At the level of local government, the need to Do Things accounts for the major industry known as Minor Road Works. Your truly idle, incompetent and unimaginative local transport boss knows only this: you can get through that Budget by narrowing a road here, modifying a junction there, fooling around with the speed limits, adding half a cycle lane, tarting up the street lighting. Proceed like this and you will never have to face the challenge of doing anything Major . But in your Annual Report, your Annual Appraisal, you will be able to list an awful lot of Things Done.

There would be no Bonus, no Promotion for someone foolish enough to say, "Nothing else needed doing, so we returned the unspent part of our Budget to central funds".

In the early days, BBC radio news bulletins did not have a fixed length. They would end with the newscaster saying, "There is no more News tonight". That didn't last long. You don't build careers on that kind of idiocy.

Taxes creep up as politicians and bureaucrats find good causes which need money, most often wars. Trending steadily upwards over two centuries they rarely, if ever, fall back significantly. They are the the foundation of political reputations and bureaucratic careers. It does not matter if the money is squandered. In the world we live in, there are no punishments for failure. It is the taking part in spending all this money not the spending it effectively that is so handsomely rewarded.

It is a political tragedy that the case for low taxation is only made by right-wing courtiers to the rich and dodgy. There are sound progressive arguments for bringing down the overall tax burden, and especially on those who bear it because the rich and dodgy have decided (often with government blessing) that, well, taxation is not their cup of tea so they ain't gonna pay...

Trust: Why Zurich has better Public Transport than Brighton

Zurich is a filthy rich capitalist city. It also has one of the world's best publicly owned urban transport systems. Zurich's trams are fast, efficient and electrically powered.

Brighton UK is a relatively poor seaside resort which generates its income from restaurants and bars, language schools, universities, drink and drugs. For public transport, it relies on privately owned buses which are adorned with self-congratulatory advertisements. The buses are slow and polluting, even if less so now than in the past.
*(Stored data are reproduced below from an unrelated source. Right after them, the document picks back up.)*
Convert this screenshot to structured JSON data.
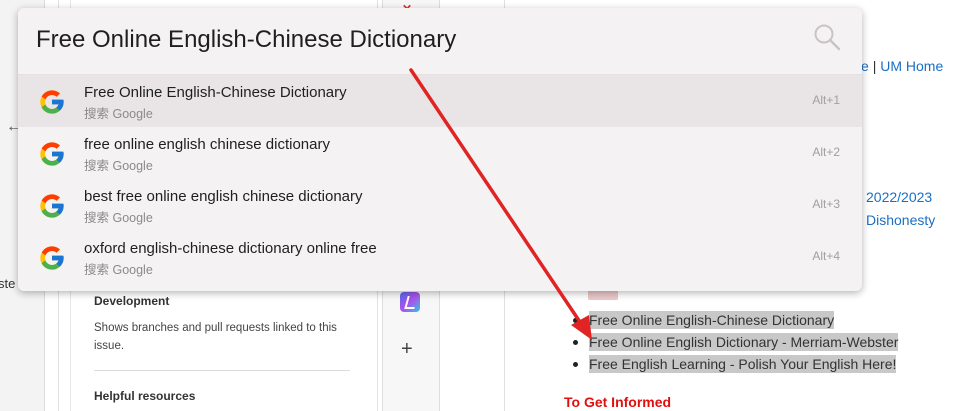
{
  "omnibox": {
    "query": "Free Online English-Chinese Dictionary",
    "suggestions": [
      {
        "text": "Free Online English-Chinese Dictionary",
        "source": "搜索 Google",
        "shortcut": "Alt+1",
        "active": true
      },
      {
        "text": "free online english chinese dictionary",
        "source": "搜索 Google",
        "shortcut": "Alt+2",
        "active": false
      },
      {
        "text": "best free online english chinese dictionary",
        "source": "搜索 Google",
        "shortcut": "Alt+3",
        "active": false
      },
      {
        "text": "oxford english-chinese dictionary online free",
        "source": "搜索 Google",
        "shortcut": "Alt+4",
        "active": false
      }
    ]
  },
  "left_sidebar": {
    "partial_text": "ste"
  },
  "issue_panel": {
    "development_title": "Development",
    "development_text": "Shows branches and pull requests linked to this issue.",
    "helpful_resources_title": "Helpful resources"
  },
  "page": {
    "top_links": {
      "partial": "e",
      "separator": "|",
      "um_home": "UM Home"
    },
    "year_link": "2022/2023",
    "dishonesty_link": "Dishonesty",
    "results": [
      "Free Online English-Chinese Dictionary",
      "Free Online English Dictionary - Merriam-Webster",
      "Free English Learning - Polish Your English Here!"
    ],
    "informed_heading": "To Get Informed"
  },
  "colors": {
    "link": "#1a6fc4",
    "arrow": "#e02424",
    "heading_red": "#e01010"
  }
}
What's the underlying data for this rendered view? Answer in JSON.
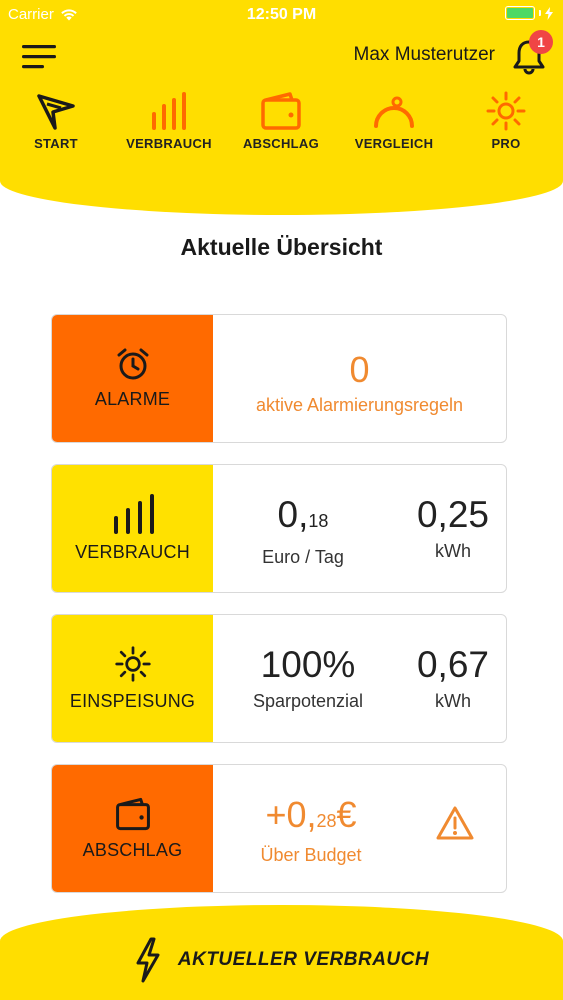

But much of the difference in the systems is due to differences in the degree of Trust people in the two cities place in each other, not to the wealth differences.

In Zurich, each tram stop is equipped with a large ticket machine. You buy your ticket and board the tram. There is no conductor to check your ticket and the job of the tram driver is to drive, not check tickets. There are inspectors, but not many of them. I have never been asked to show my ticket.

The calculation must be this: What you lose on free riders who don't buy a ticket you (easily) save on staff and ticket-checking machines. In addition, your trams are able to load and depart quickly from any given stop.

In principle, your kerbside ticket machines can be burgled. It just doesn't happen often enough to cause a problem. Maybe even the thieves in Zurich are proud of their public transport system.

In Brighton, there are no kerbside machines. Maybe the private bus company is too mean to install them. But more likely they reckon Brighton full of thieves and vandals. Machines wouldn't stand a chance.

So you board the bus and pay the driver. Yes, the driver. We don't have conductors any more - they double the number of staff needed to operate a bus. Nor do we have machines on the bus - too many thieves and vandals again.

Even though many passengers have passes to wave at the driver, it's nonetheless the case that Brighton buses are excruciatingly slow simply because the driver has to issue tickets. Your heart sinks when you see a large queue at the next bus stop where you will stop and load up. If humanly possible, I walk into and around the city just to avoid that.

The moral is quite simple. If you can trust other people, life is not only more pleasant but your economy is going to be more efficient because - in the example I have described - you cut the time needed to travel from A to B.

Building a Rapid Transit system is not just about Technology; it is also about Trust.